Study tabulates idle Gulf of Mexico structures

At yearend 2003, the gulf had 2,175 actively producing structures, 898 idle nonproducing structures, and 440 auxiliary never-producing structures on 1,356 active leases; and 329 idle structures and 65 auxiliary structures on 273 inactive leases (Table 1).

Table 2 shows the distribution of active and idle structures by water depth, planning area, and structure type.

Offshore structures eventually become a liability when the operating cost (maintenance, operating personnel, transportation, fuel, etc.) exceeds the income from production. But a company can extend the field life of a structure if it increases production rates through investment or reduces operating costs through more efficient production practices, a farmout arrangement, or unitization.

Offshore structures represent a significant capital investment and companies try to maintain the structures as long as possible unless economic, external causes (such as hurricanes, fire, etc.), operator preference, or regulatory requirements force their removal.

Since 1947, companies have removed more than 2,300 structures from the gulf, and during the past decade removals have averaged about 125 structures/year (Table 3).

Idle iron

Federal regulations require the removal of all structures on a lease within 1 year after the lease is terminated.¹ Typically, a lease is terminated when production on the lease ceases. But MMS may grant an extension of the lease termination if the operator intends to rework wells or pursue additional drilling activity on the lease, or if the lease contains an active pipeline. Because a lease may have several structures, the regulations only require removal of all structures when the last structure on a lease ceases production.

Operators may plug and abandon non-producing wells and remove isolated structures such as caissons and storage facilities on a productive lease early, if the removals can be scheduled to enhance economies of scale. But federal regulations require all the structures to be removed only after the termination of a lease.

Structures that exist on a lease that have not produced in the last year or serve a useful economic function are called "idle iron."

Idle iron determination

A trade-off exists in the investment required to build and install infrastructure vs. the production rate. A high production rate requires a larger capital investment in the form of the number and type of wells drilled, structure facilities, and the processing equipment capacity.

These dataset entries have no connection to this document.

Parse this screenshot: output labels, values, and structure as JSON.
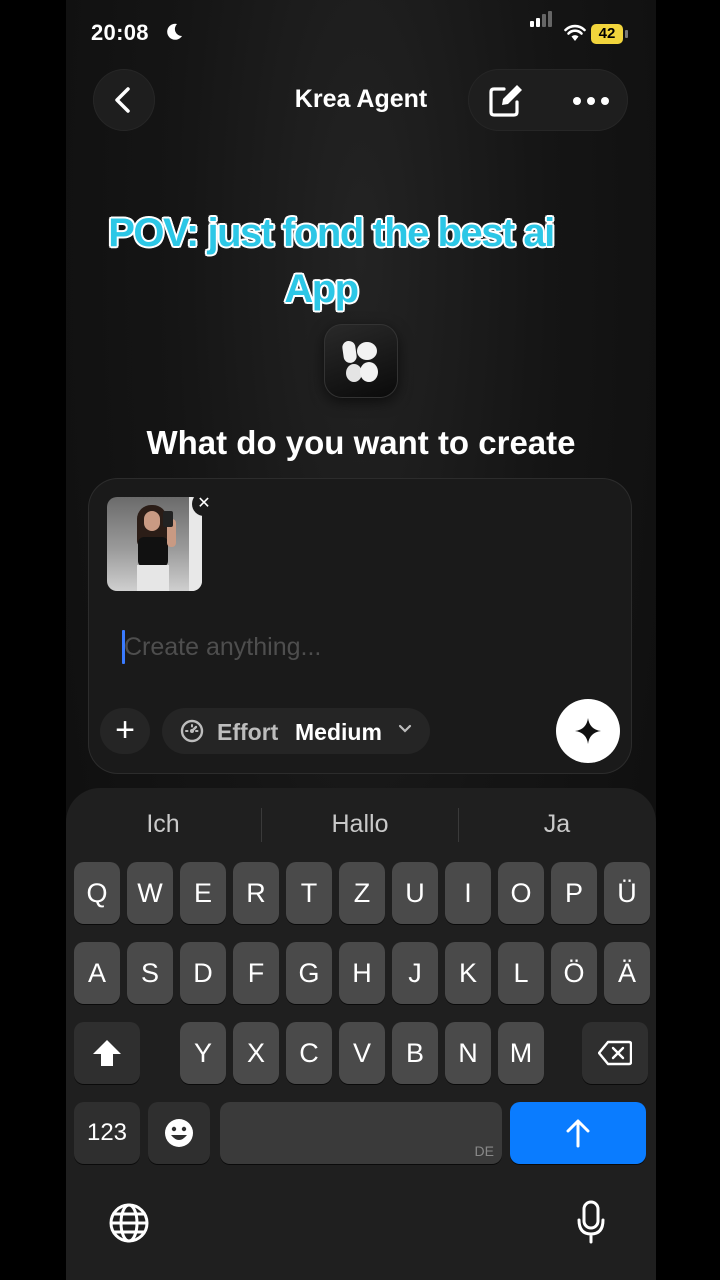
{
  "status_bar": {
    "time": "20:08",
    "battery": "42"
  },
  "header": {
    "title": "Krea Agent"
  },
  "overlay_caption": {
    "line1": "POV: just fond the best ai",
    "line2": "App"
  },
  "main": {
    "headline": "What do you want to create",
    "prompt": {
      "value": "",
      "placeholder": "Create anything..."
    },
    "effort": {
      "label": "Effort",
      "value": "Medium"
    }
  },
  "keyboard": {
    "suggestions": [
      "Ich",
      "Hallo",
      "Ja"
    ],
    "row1": [
      "Q",
      "W",
      "E",
      "R",
      "T",
      "Z",
      "U",
      "I",
      "O",
      "P",
      "Ü"
    ],
    "row2": [
      "A",
      "S",
      "D",
      "F",
      "G",
      "H",
      "J",
      "K",
      "L",
      "Ö",
      "Ä"
    ],
    "row3": [
      "Y",
      "X",
      "C",
      "V",
      "B",
      "N",
      "M"
    ],
    "numbers_key": "123",
    "space_language": "DE"
  },
  "icons": {
    "back": "chevron-left-icon",
    "edit": "compose-icon",
    "more": "ellipsis-icon",
    "effort": "gauge-icon",
    "send": "sparkle-icon",
    "shift": "shift-icon",
    "delete": "backspace-icon",
    "emoji": "emoji-icon",
    "return": "arrow-up-icon",
    "globe": "globe-icon",
    "mic": "microphone-icon"
  },
  "colors": {
    "caption": "#2cc7e6",
    "send_key": "#0a7cff",
    "battery": "#f2d53c",
    "caret": "#3a7bff"
  }
}
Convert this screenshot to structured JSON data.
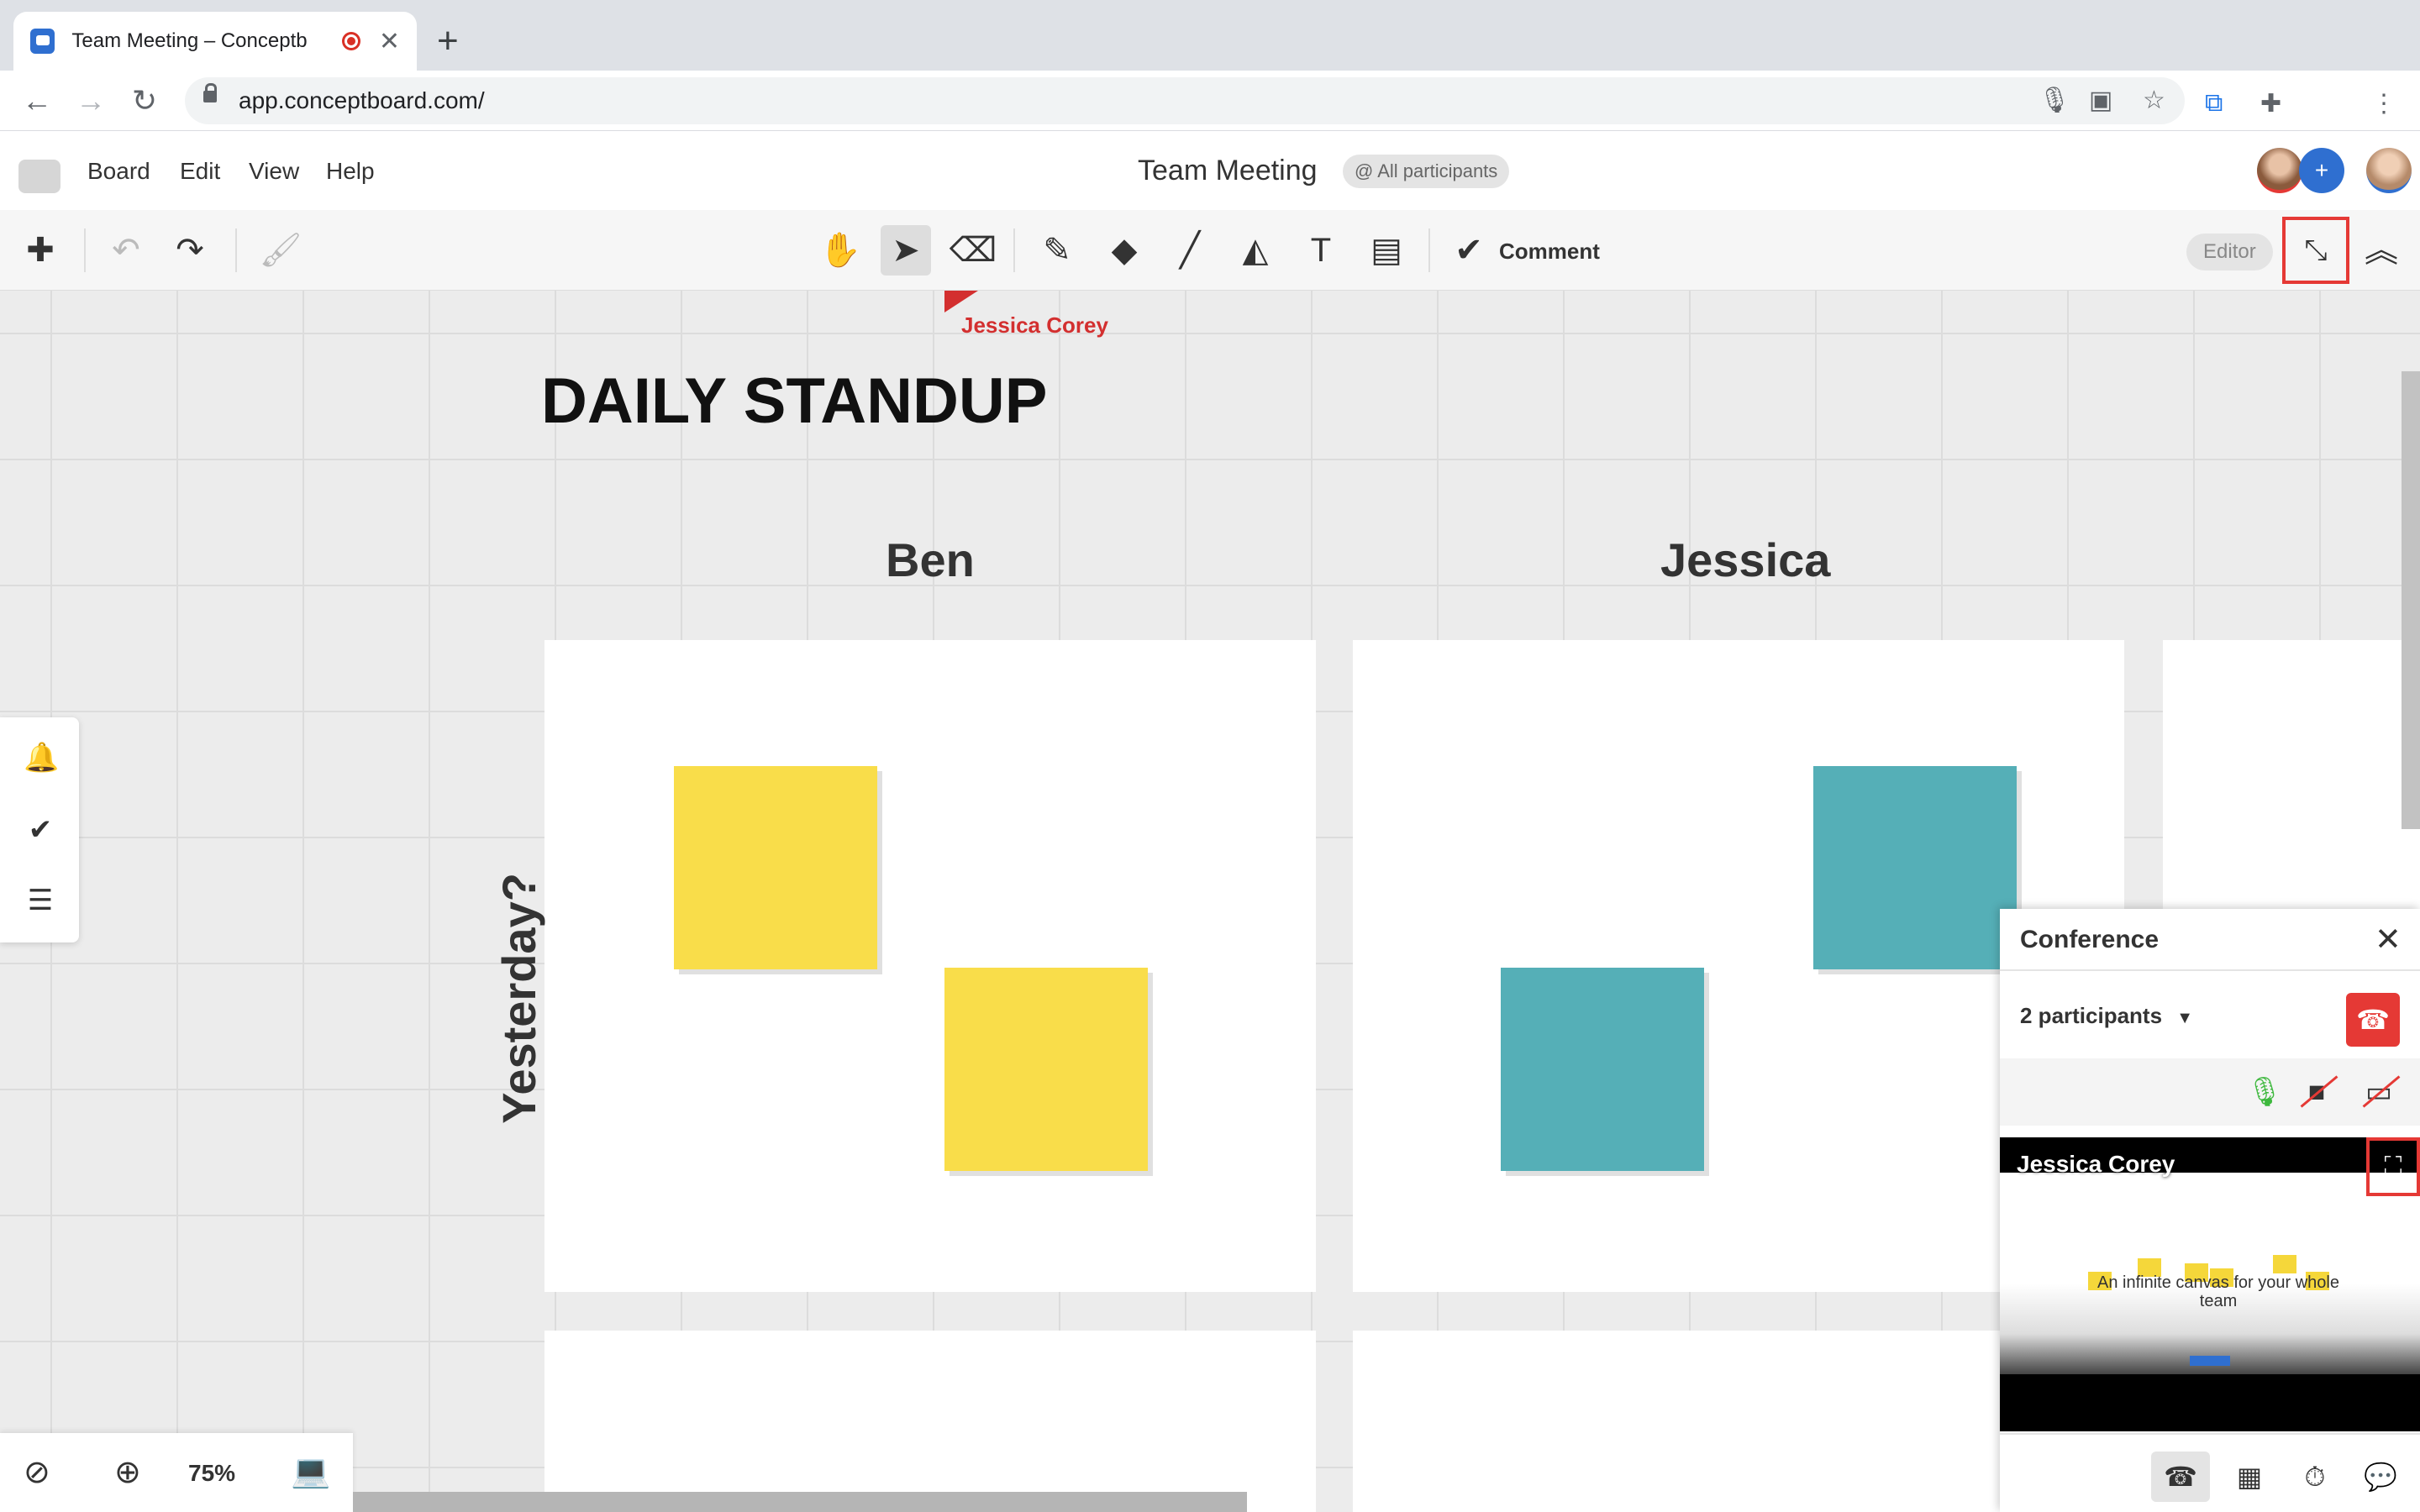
{
  "browser": {
    "tab_title": "Team Meeting – Conceptb",
    "tab_close": "✕",
    "new_tab": "+",
    "url": "app.conceptboard.com/"
  },
  "app": {
    "menu": [
      "Board",
      "Edit",
      "View",
      "Help"
    ],
    "board_title": "Team Meeting",
    "all_participants": "@ All participants",
    "toolbar": {
      "comment_label": "Comment",
      "editor_badge": "Editor"
    }
  },
  "canvas": {
    "cursor_user": "Jessica Corey",
    "heading": "DAILY STANDUP",
    "columns": [
      "Ben",
      "Jessica"
    ],
    "row_label": "Yesterday?"
  },
  "zoom": {
    "value": "75%"
  },
  "conference": {
    "title": "Conference",
    "participants": "2 participants",
    "video_user": "Jessica Corey",
    "video_headline": "An infinite canvas for your whole team"
  },
  "colors": {
    "sticky_yellow": "#f9dd4a",
    "sticky_teal": "#55afb7",
    "accent_red": "#e53935",
    "mic_green": "#3db83d"
  }
}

A large investment also requires a high rate of return to justify the increased capital risk and exposure; therefore, operators often use the perceived risk-reward trade-off to determine the optimal production capacity of the field.

In every field development, well production begins and ends at different periods of time, and therefore some wells will become idle before production ceases on the lease. Idle wells sometimes are used as injection wells in marginal production. Structures that process and treat production will become idle unless additional wells are drilled or the function of the structure changes.

Incentives companies have to remove their idle structures in a timely manner include:

• Avoidance of environmental and operational hazards.
• Reduction of inspection and maintenance requirements.
• Reduction of insurance premiums and liability.
• Maintenance of good working relations with MMS.

On the other hand, operators also have a strong economic incentive to hold structures offshore to defer removal cost, increase resale opportunities, reduce the risk and expense of storing platforms in a fabrication yard, and reduce the overall decommissioning cost through economies of scale, scheduling, and shared mobilization.

Idle iron thus depends upon operator preference and strategic objectives.

The occurrence of idle iron is also closely connected to legislative requirements. In federal waters, the end of life for a structure is generally defined as 1 year after production activities on the lease cease. Federal regulations employ the lease as the basic unit of analysis, but this is not the only choice because the regulations also could have used a field or structure categorization.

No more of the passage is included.